In a statement released on its website, STM said the new tax announced by chancellor Philip Hammond in the Spring Budget on Wednesday affects 80% of new business in qualifying overseas pensions schemes (Qrops) from outside the European Economic Area (EEA).
“This change is likely to have an impact on STM's ability to grow the number of Qrop policies it administers.
“We currently anticipate that the proposed change in tax legislation will not impact all of our new Qrops new business generation.
“In particular, we believe that there should not be an impact on new Qrops applications business from EEA countries, which accounts for circa 20% of new Qrops business. The other 80% of new Qrops business is generated from outside of the EEA and could therefore be affected by this new charge,” the company said.
Shares in STM tumbled more than 20% on Thursday as the company digested what has been described as a significant blow to the overseas pensions industry.
The 25% charge affects those requesting an overseas pension transfer on or after 9 March 2017.
The chancellor said the move is designed to crack down on individuals who try to avoid taxes by moving their pensions outside the European Economic Area (EEA).
Exemptions apply to people who have a genuine need to transfer their pension, including when the individual and the pension are both located within the European Economic Area (EEA).
Sipps more attractive
STM said it has other revenue streams, namely from the life assurance businesses as well as the corporate and trustee service provider business, which will not be affected by the proposed changes to Qrops tax legislation.
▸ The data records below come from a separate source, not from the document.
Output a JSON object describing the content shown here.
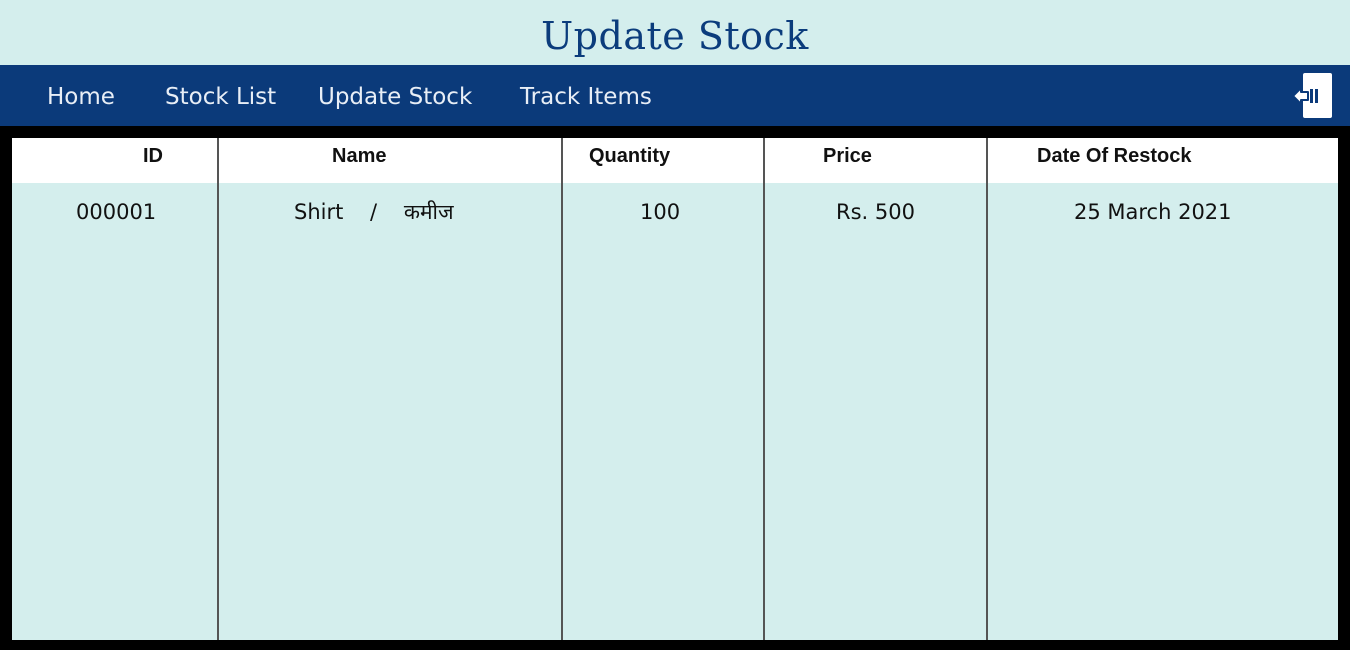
{
  "page": {
    "title": "Update Stock"
  },
  "nav": {
    "items": [
      {
        "label": "Home"
      },
      {
        "label": "Stock List"
      },
      {
        "label": "Update Stock"
      },
      {
        "label": "Track Items"
      }
    ],
    "logout_icon": "logout-icon"
  },
  "table": {
    "columns": [
      "ID",
      "Name",
      "Quantity",
      "Price",
      "Date Of Restock"
    ],
    "rows": [
      {
        "id": "000001",
        "name": "Shirt    /    कमीज",
        "quantity": "100",
        "price": "Rs. 500",
        "date": "25 March 2021"
      }
    ]
  },
  "colors": {
    "background": "#d4eeed",
    "nav": "#0b3a7a",
    "title": "#0b3c7c",
    "frame": "#000000"
  }
}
These divisions represent approximately 50% of STM's 2016 revenues.
The company said it has spoken to intermediaries, who have advised that in “certain cases, and for certain countries, their clients may still look to transfer their pension to a Qrops policy despite this charge”.
“Intermediaries will be carrying out extensive research over the coming weeks to analyse the impact of the proposed new tax charge further,” said the product provider.
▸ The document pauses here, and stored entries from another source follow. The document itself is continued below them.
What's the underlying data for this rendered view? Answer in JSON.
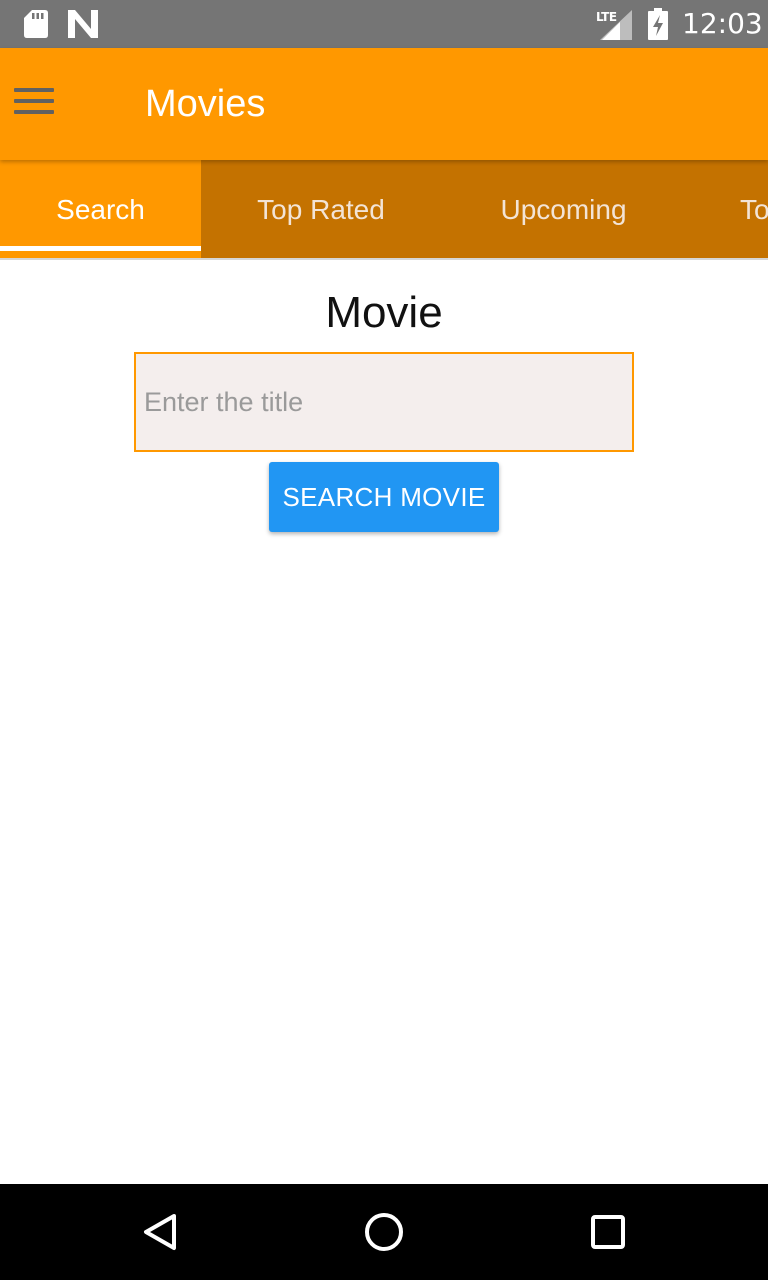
{
  "status_bar": {
    "time": "12:03",
    "network": "LTE",
    "icons": [
      "sd-card-icon",
      "n-notification-icon",
      "signal-icon",
      "battery-icon"
    ]
  },
  "app_bar": {
    "title": "Movies",
    "menu_icon": "hamburger-menu-icon"
  },
  "tabs": [
    {
      "label": "Search",
      "active": true
    },
    {
      "label": "Top Rated",
      "active": false
    },
    {
      "label": "Upcoming",
      "active": false
    },
    {
      "label": "To",
      "active": false
    }
  ],
  "content": {
    "heading": "Movie",
    "input_placeholder": "Enter the title",
    "input_value": "",
    "search_button_label": "SEARCH MOVIE"
  },
  "nav_bar": {
    "icons": [
      "back-icon",
      "home-icon",
      "recents-icon"
    ]
  },
  "colors": {
    "primary": "#ff9800",
    "tab_background": "#c47200",
    "accent_button": "#2196f3",
    "input_background": "#f4eeed"
  }
}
STM, which bought a UK Sipp business from London & Colonial last September, added that it expects advisers to recommend self-invested personal pension (Sipps), given that “Qrops might not be such an attractive proposition for their clients”.
“We therefore hope that an increase in new applications for our UK SIPP business may mitigate some of the impact of the new tax legislation on our ability to win new Qrops policies,” said STM.